In the neuropsychological profile of AD, how is language effected by the condition?

A

Anomic aphasia (impaired confronting naming, word finding)

General conversation skills relatively preserved until mid-late stages

21
Q

In the neuropsychological profile of AD, how is visuospatial orientation effected by the condition, how is this tested?

A

There is a range of deficits. Clock drawing, people have a sense of the numbers but due to poor planning of visuospatial difficulty may have poor placement of the numbers.

Perseveration, individuals believe they are writing the numbers on the clock-face but continue on in the sequence instead of stopping at 12.

22
Q

In the neuropsychological profile of AD, how is executive functioning effected by the condition?

A

Increased disorganisation

Perseveration

impaired metacognitive awareness (poor self-monitoring)

Impaired time estimation

23
Q

In the neuropsychological profile of AD, how is sensory functioning effected by the condition?

A

Preserved visual, auditory and tactile acuity until the very late stages of AD.

24
Q

In the neuropsychological profile of AD, how is emotional functioning affected by the condition?

A

Depression is highly comorbid.

Behavioural and psychiatric disturbances are the symptoms that families and individuals find the most difficult about the disease and often go untreated.

25
Q

What are the most common behavioural and psychiatric disturbances associated with dementia?

A

Insomnia
Persecutory ideation/delusion
Hallucinations
Apathy
Agitation
Irritability

26
Q

How is AD treated?

A

Medical management in the form of cholinesterase inhibitors. Galantamine and Rivastigmine may delay the rate of functional decline of Alzheimers disease and therefore help maintain activities of daily living.

27
Q

What are the cholinergic pathways in the brain response for and how do we increase their use in AD patients?

A

Pathways that are critical for cognition, attention and memory, we see these decreasing in their efficiency and efficacy in reducing cognitive impairment. (Affects hippocampus)

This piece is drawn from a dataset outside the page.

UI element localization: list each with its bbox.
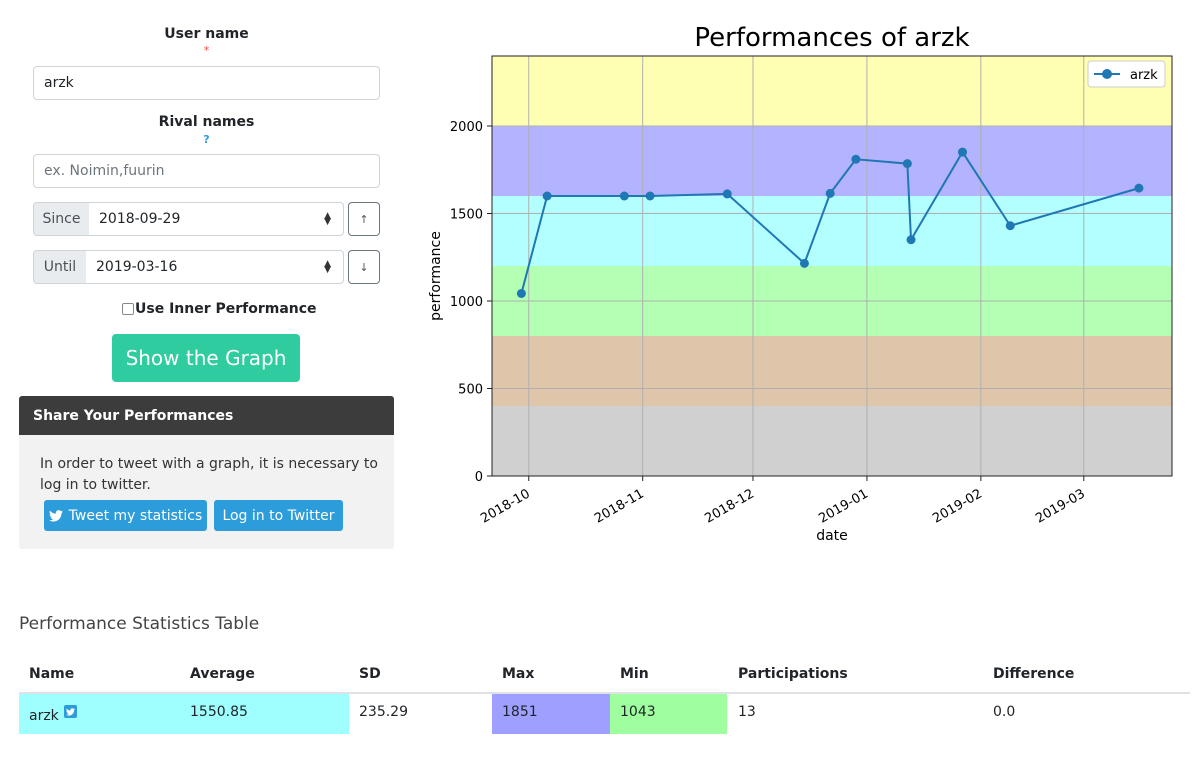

By making acetylcholine more available at the synapse the cholinergic pathways effectiveness is increased which helps arrest and stabilise AD.

28
Q

What is the normal transmission of acetylcholine?

A

ACh is released at the axon terminal
ACh crosses the synaptic cleft
ACh binds with a receptor on the post-synaptic membrane
ACh (E) (acetylcholine esterase) stops the action of ACh by breaking it down and removing it from the synapse.

By effectively blocking the esterase enzyme more ACh is able to flood the synapse.

29
Q

What is vascular dementia and how is it different from Alzheimers disease?

A

It has a more abrupt onset, compared to cognitive which is gradual

Step-wise deterioration
reflects changes in blood flow in the brain, a small bleed, we see these steps drop down

History of hypertension
When there are more people with heart disease we will see an increase in vascular dementia

30
Q

What is delirium characterised by?

A

An acute confusional state or episode characterised by a sudden onset of impaired cognition.

31
Q

What are the symptoms of delirium?

A

Decreased attention span, disorganised thoughts, rambling speech, and hallucinations and delusions. Fluctuating confusions throughout the day in response to disturbed sleep-wake cycles.

32
Q

What are some common causes of delirium?

A

Drug intoxication or withdrawal
Sudden onset of brain disease
Infections
Electrolyte imbalance
Anticholinergic drugs
Heart, kidney and liver failure

33
Q

How is delirium diagnosed differently to dementia?

A

Dementia is a progressive condition that has an onset of months to years. Symptom severity of a person with dementia does not appear to change throughout the day. It is important for families and carers to note a sudden change in cognition and function as this may be due to delirium.